黒米は、体内での糖質の吸収を阻害する働きが研究されています。デンプンなどの糖質は、体内に吸収される際にアミラーゼやグルコシダーゼといった糖質分解酵素によって分解されてから吸収されます。黒米は、これらの糖質分解酵素の活性を抑えることで、糖尿病を予防すると考えられています。
●美肌効果
黒米には、チロシナーゼ[※4]、ヒアルロニダーゼ[※5]、コラゲナーゼ[※6]、エラスターゼ[※7]といった酵素の活性を抑制する働きがあるといわれています。これらの酵素は、シミやくすみの原因であるメラニンをつくり出す働きや、美肌成分であるヒアルロン酸、コラーゲン、エラスチンを壊す働きを持っています。黒米はこれらの酵素活性を抑制する働きがあるため、ハリや弾力、潤いのある美しい肌を保つことが期待できます。
●髪を健康に保つ効果
黒米を食べ続けると肌がなめらかになり、髪の毛が黒くなって若返るといわれています。これは、黒米には髪に必要なビタミン類、鉄分、カルシウム、マグネシウムや亜鉛といった栄養分が多く含まれているためです。黒米を食べることで、髪を健康に保つことができます。
[※4:チロシナーゼとは、アミノ酸であるチロシンを酸化して、メラニンをつくる酵素で、この酵素を阻害することにより、メラニンの生成を食い止め美白効果が働きます。]
[※5:ヒアルロニダーゼとは、ヒアルロン酸を分解する酵素です。]
[※6:コラゲナーゼとは、コラーゲンを分解する酵素です。]
[※7:エラスターゼとは、エラスチンを分解する酵素です。
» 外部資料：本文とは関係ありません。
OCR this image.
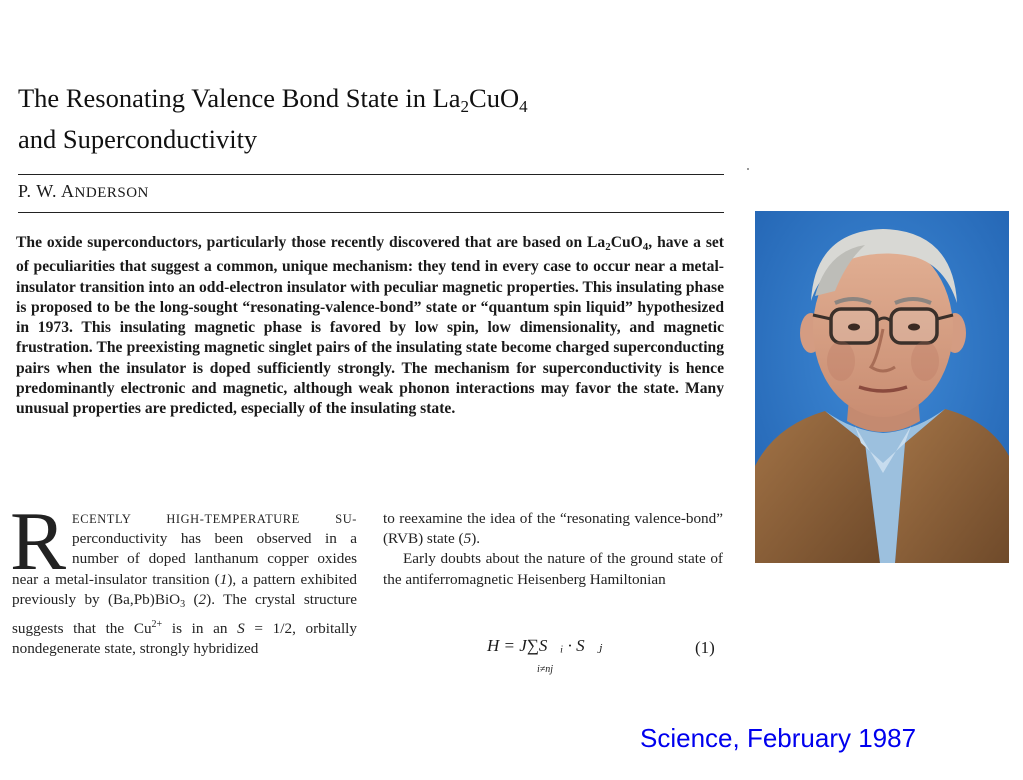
The Resonating Valence Bond State in La2CuO4
and Superconductivity
P. W. ANDERSON
The oxide superconductors, particularly those recently discovered that are based on La2CuO4, have a set of peculiarities that suggest a common, unique mechanism: they tend in every case to occur near a metal-insulator transition into an odd-electron insulator with peculiar magnetic properties. This insulating phase is proposed to be the long-sought “resonating-valence-bond” state or “quantum spin liquid” hypothesized in 1973. This insulating magnetic phase is favored by low spin, low dimensionality, and magnetic frustration. The preexisting magnetic singlet pairs of the insulating state become charged superconducting pairs when the insulator is doped sufficiently strongly. The mechanism for superconductivity is hence predominantly electronic and magnetic, although weak phonon interactions may favor the state. Many unusual properties are predicted, especially of the insulating state.
RECENTLY HIGH-TEMPERATURE SU- perconductivity has been observed in a number of doped lanthanum copper oxides near a metal-insulator transition (1), a pattern exhibited previously by (Ba,Pb)BiO3 (2). The crystal structure suggests that the $Cu^{2+}$ is in an S = 1/2, orbitally nondegenerate state, strongly hybridized

to reexamine the idea of the “resonating valence-bond” (RVB) state (5).

Early doubts about the nature of the ground state of the antiferromagnetic Heisenberg Hamiltonian

H = J∑S⃗ᵢ · S⃗ⱼ
i≠nj
(1)
Science, February 1987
]
黒米はこんな方におすすめ
○目の健康を維持したい方
○胃の健康を保ちたい方
○糖尿病を予防したい方
○美肌を目指したい方
○健やかな髪を保ちたい方
黒米の研究情報
【1】黒米から抽出したアントシアニンによって、ナプロキシンにより引き起こされる胃潰瘍関連酵素MMP-2活性が抑制されたことから、黒米は胃潰瘍予防に役立つと考えられています。
https://pubmed.ncbi.nlm.nih.gov/21733337
【2】黒米には抗酸化作用の強いアントシアニンとトコールが含まれており、コレステロールの脂質酸化を防ぐはたらきを持つことから、黒米は動脈硬化予防効果および生活習慣病予防効果が期待されています。
https://pubmed.ncbi.nlm.nih.gov/23768335
【3】黒米の有効成分であるシアニジン-3-グルコシドやその代謝物シアニジンおよびプロトカテキ酸が、炎症関連物質NF-κBやMAPKが抑制したことから、黒米は抗炎症作用を持つと期待されています。
https://pubmed.ncbi.nlm.nih.gov/20669401
参考文献
・蔵敏則 著 食材図典 小学館
・佐藤秀美 イキイキ!食材図鑑 日本文芸社
・大庭理一郎.五十嵐喜治.津久井亜紀夫. -アントシアニン食品の色と健康- 建帛社
・Kim SJ, Park YS, Paik HD, Chang HI. (2011) “Effect of anthocyanins on expression of matrix metalloproteinase-2 in naproxen-induced gastric ulcers.” Br J Nutr. 2011 Dec;106(12):1792-801.
・Zhang X, Shen Y, Prinyawiwatkul W, King JM, Xu Z. (2013) “Comparison of the activities of hydrophilic anthocyanins and lipophilic tocols in black rice bran against lipid oxidation.” Food Chem. 2013 Nov 1;141(1):111-6.
・Min SW, Ryu SN, Kim DH. 2011 “Anti-inflammatory effects of black rice, cyanidin-3-O-beta-D-glycoside, and its metabolites, cyanidin and protocatechuic acid.” Int Immunopharmacol. 2010 Aug;10(8):959-66.
Tawata S. (2012) “Effect of Alpinia zerumbet components on antioxidant and skin diseases-related enzymes.” BMC Complement Altern Med. 2012 Jul 24;12:106.